MFIs in Ethiopia charge substantially higher interest rates than their counterparts in neighboring countries. In Kenya, the average lending rate in 2022 will be less than 20 percent. Rwanda, Tanzania, and other East African countries have similar figures.

The outstanding credit of MFIs in Ethiopia amounted at 72.9 billion birr at the end of the previous fiscal year. They have around 5 million active customers. The five largest MFIs (Amhara (rebranded as Tsedey Bank), Oromia (rebranded as Sinqee Bank), Addis, Somali, and Dedebit) control more than 80 percenr of the MFI market. They are all affiliated with the state.

Nisir Microfinance, on the other hand, is among market leaders among private MFIs in Addis Ababa. Early this year, its outstanding credit topped one billion birr. According to Dawit Wakgari, the company’s CEO, it has now reached 1.3 billion birr.

Despite agreeing on the high interest rate, Dawit believes the MFIs have made significant progress in terms of credit disbursement.

“The lending rate appears high at first glance, but it comes with a high cost of mobilizing deposit,” Dawit explained.

According to Dawit, MFIs pay up to 17 percent on time deposits to meet client credit demand.

“The cost of mobilizing resources has reached its peak, becoming very expensive,” Dawit stated.

Other industry insiders concur.

Abdulaziz, the CEO of Ray Microfinance, is one of them.
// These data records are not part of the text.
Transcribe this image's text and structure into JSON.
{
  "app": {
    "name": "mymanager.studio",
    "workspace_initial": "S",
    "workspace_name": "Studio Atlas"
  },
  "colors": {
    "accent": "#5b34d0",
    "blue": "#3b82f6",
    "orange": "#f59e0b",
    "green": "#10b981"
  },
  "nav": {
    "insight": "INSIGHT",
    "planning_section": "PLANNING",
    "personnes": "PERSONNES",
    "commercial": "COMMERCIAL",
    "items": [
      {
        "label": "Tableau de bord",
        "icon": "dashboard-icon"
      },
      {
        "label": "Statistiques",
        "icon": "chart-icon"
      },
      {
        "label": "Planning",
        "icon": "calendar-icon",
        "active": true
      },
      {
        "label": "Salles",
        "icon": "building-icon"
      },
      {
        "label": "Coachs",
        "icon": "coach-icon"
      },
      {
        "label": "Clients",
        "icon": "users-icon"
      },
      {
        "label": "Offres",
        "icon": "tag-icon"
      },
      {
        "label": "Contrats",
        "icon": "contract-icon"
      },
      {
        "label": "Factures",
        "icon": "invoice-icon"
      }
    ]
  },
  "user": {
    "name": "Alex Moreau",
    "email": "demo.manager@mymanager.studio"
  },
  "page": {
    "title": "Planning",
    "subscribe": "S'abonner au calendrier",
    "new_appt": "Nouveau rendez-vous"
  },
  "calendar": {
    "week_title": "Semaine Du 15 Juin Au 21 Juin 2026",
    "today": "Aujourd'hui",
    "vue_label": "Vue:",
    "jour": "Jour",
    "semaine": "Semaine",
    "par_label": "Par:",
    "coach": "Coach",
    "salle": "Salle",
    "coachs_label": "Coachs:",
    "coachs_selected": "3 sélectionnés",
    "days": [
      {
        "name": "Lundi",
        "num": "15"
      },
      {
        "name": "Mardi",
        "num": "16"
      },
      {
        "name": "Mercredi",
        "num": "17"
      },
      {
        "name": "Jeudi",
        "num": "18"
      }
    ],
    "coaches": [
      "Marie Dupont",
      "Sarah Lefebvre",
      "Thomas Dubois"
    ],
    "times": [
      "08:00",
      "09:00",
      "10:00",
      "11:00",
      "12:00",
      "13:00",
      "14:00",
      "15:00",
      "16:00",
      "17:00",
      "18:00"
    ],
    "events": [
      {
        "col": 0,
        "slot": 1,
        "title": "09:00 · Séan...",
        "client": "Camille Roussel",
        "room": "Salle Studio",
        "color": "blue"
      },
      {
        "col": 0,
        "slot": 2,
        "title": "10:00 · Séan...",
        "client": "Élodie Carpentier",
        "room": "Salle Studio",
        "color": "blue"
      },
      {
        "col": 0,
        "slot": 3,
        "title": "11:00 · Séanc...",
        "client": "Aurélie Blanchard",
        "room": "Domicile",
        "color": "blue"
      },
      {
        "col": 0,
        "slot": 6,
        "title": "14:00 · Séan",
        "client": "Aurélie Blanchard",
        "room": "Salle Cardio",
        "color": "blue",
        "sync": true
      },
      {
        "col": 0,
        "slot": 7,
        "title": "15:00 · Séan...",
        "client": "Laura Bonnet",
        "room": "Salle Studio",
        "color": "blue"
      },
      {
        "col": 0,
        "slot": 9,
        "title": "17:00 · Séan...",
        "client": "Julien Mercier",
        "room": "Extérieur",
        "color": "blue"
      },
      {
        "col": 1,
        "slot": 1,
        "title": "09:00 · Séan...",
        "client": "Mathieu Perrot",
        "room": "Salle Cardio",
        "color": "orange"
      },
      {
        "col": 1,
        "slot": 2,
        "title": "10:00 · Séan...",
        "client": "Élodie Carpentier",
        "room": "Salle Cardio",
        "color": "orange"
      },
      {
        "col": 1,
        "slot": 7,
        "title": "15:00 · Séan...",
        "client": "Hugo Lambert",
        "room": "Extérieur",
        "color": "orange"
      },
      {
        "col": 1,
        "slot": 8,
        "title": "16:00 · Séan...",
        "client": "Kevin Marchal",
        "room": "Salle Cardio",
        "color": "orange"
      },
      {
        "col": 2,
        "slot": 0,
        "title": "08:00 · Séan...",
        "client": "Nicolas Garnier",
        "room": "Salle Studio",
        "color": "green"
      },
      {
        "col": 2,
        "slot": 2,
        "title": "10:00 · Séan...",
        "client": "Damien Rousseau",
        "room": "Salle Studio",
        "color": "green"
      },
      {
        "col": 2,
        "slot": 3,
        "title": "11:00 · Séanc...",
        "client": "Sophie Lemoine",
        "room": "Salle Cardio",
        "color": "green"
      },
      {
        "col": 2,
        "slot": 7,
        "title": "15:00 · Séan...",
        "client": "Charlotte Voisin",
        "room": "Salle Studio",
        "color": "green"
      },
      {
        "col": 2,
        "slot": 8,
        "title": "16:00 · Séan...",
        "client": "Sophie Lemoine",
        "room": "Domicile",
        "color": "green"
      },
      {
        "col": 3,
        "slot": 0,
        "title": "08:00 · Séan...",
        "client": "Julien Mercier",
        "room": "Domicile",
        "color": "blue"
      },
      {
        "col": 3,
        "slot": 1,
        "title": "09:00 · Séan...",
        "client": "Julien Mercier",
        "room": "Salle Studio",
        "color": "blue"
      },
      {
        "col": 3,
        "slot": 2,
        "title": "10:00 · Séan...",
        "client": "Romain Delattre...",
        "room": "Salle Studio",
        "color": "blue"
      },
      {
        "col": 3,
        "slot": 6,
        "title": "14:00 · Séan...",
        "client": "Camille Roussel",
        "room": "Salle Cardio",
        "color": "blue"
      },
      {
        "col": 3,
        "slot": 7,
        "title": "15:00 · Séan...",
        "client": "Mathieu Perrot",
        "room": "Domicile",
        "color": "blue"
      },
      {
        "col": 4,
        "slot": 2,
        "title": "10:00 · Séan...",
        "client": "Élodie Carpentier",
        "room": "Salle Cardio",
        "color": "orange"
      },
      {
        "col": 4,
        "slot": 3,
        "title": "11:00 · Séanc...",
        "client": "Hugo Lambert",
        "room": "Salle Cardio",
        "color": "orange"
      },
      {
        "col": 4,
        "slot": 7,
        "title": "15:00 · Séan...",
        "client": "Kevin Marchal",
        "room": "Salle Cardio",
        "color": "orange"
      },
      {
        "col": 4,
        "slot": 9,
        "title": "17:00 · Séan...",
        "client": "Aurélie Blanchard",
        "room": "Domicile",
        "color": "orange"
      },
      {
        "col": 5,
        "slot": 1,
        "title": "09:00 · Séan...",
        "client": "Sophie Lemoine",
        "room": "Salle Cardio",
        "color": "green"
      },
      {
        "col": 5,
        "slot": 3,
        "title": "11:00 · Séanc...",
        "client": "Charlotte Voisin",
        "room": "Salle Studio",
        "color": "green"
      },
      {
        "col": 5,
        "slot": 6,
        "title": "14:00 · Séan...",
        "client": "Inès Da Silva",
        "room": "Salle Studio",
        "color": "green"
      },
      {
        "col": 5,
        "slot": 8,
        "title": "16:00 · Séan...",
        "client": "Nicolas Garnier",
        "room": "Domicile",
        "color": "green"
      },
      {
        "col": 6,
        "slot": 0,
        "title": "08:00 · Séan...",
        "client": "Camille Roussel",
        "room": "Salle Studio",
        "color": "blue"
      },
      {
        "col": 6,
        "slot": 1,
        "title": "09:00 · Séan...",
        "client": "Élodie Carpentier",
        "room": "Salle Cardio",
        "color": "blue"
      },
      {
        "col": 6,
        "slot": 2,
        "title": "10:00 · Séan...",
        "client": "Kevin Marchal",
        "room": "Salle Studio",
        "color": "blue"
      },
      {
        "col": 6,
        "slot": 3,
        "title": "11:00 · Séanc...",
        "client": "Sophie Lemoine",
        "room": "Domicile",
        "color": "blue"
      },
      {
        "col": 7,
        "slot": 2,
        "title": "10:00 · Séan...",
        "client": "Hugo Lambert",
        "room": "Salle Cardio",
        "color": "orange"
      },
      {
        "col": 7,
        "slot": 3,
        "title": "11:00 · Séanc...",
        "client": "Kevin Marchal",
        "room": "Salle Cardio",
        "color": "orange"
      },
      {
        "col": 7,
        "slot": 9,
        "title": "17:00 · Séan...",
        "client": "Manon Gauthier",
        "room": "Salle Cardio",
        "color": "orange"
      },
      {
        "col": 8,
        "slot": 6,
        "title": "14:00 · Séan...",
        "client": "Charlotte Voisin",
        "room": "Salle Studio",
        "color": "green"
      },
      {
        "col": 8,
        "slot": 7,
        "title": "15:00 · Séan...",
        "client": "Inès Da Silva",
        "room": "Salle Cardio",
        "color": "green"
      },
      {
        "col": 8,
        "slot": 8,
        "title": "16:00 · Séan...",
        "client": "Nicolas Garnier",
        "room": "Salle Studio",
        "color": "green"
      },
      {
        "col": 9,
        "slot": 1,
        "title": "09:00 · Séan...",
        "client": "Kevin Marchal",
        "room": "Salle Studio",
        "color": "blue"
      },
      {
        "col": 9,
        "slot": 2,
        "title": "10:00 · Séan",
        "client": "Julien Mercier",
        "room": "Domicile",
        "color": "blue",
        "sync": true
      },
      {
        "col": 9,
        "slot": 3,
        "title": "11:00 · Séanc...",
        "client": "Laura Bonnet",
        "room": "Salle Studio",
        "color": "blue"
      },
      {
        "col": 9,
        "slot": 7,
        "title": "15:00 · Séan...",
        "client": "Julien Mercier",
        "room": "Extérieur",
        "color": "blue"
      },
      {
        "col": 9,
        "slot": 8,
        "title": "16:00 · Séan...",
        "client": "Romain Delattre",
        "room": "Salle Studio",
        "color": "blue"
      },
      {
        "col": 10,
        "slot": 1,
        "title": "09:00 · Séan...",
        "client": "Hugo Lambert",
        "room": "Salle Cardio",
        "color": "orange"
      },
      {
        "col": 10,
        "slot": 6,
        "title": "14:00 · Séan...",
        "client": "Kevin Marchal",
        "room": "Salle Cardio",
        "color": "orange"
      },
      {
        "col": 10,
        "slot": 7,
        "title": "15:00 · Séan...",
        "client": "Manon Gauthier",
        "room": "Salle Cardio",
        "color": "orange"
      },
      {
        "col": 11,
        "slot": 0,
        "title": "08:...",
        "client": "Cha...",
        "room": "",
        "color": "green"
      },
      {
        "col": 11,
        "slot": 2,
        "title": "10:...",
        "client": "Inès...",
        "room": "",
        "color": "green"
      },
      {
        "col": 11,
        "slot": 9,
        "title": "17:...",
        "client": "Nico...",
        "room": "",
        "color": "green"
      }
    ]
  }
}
“Not only is the cost of mobilizing deposits high, but so are the operating costs, because MFIs use a manual system,” the CEO explained.

The cost of mobilizing deposits is also high among banks. This explains why banks encourage people on the street to obtain bank accounts. With MFIs relying on banks and certain investors ready to save their money in time deposits, the lending rate among microfinance institutions has gone up.

“Sometimes, we take an 18 percent loan from a bank to borrow some of our customers,” Dawit continued.

Insiders in the industry, however, are concerned that the current practice among MFIs will cause them to drift from their mission of reducing poverty and increasing access to finance.

“Mission drift is clearly happening in Ethiopia now, though it may be beyond the MFIs’ control,” said an expert who has conducted numerous studies on the industry.

To boost their pool of resources, the expert advises MFIs to mobilize resources primarily from the general public.

Borrowing at a high interest rate and then charging another interest rate should not be their business model, according to the expert.

“Either they change their current market behavior or the central bank assists them in doing so by pushing the Development Bank of Ethiopia to offer some credit till they become financially sound,” the expert concluded.